In Hyalomma ticks, MIR was 5.9% for T. annulata, 2.9% for B. bovis, and 0% (undetected) for T. orientalis and Colpodella spp. In R. annulatus ticks, the MIR was 4.4% for T. annulata, 3.3% for B. bovis, 0.5% for T. orientalis, and 2.7% for Colpodella spp. The MIRs for all pathogens in different tick species by sampling location are presented in Table 3. In addition, multiple pathogens were detected within single tick pools. Table 4 provides detailed information on the co-infection rates for the detected protozoa, categorized by the tick collection sites and the specific tick species.

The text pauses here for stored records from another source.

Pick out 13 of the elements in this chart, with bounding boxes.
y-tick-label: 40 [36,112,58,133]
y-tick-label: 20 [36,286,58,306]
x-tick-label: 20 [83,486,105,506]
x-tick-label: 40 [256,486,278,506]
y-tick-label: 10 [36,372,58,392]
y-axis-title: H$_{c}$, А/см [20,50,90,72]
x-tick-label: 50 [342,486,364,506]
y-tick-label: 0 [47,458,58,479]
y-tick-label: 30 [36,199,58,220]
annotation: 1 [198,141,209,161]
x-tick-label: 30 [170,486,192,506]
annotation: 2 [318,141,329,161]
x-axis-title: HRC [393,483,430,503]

We then submitted the 17 pooled piroplasm (18S rRNA gene)-positive samples described above for direct sequencing. Among the obtained sequences, the numbers exhibiting high similarity with existing sequences in the GenBank database were six for Colpodella spp., six for T. annulata, four for B. bovis, and one for T. orientalis. The obtained sequences for the 18S rRNA gene were submitted to the GenBank database with accession numbers PP937594, PP937595 and PP937596 for Colpodella spp., PP937591 for T. orientalis, PP937589 and PP937590 for T. annulata, and PP937592 and PP937593 for B. bovis. The phylogenetic tree depicting the evolutionary relationship between the detected protozoa and other apicomplexans is shown in Figure 5. Positive PCR products obtained with B. bovis or T. annulata-specific primers were selected for sequencing. For B. bovis (n = 1), the obtained sequence showed approximately 99% similarity with B. bovis sequences previously reported in South Africa (accession number KF626637) and Egypt (accession number LC775376). Furthermore, the obtained sequences for T. annulata (n = 2) showed 98.6% identity with T. annulata sequences previously reported in Tunisia (accession number AF214904) and China (accession numbers MH538103 and MF116148). We thus confirmed the presence of B. bovis and T. annulata in the samples analyzed. The obtained sequences were deposited in the GenBank database with accession numbers PP941969 (for B. bovis SBP-4 gene), or PP941967 or PP941968 (for T. annulata Tams1 gene). The phylogenetic trees for B. bovis and T. annulata, which illustrate the relationships and evol.utionary connections between different strains of B. bovis and T. annulata, are shown in Figures 6, 7, respectively.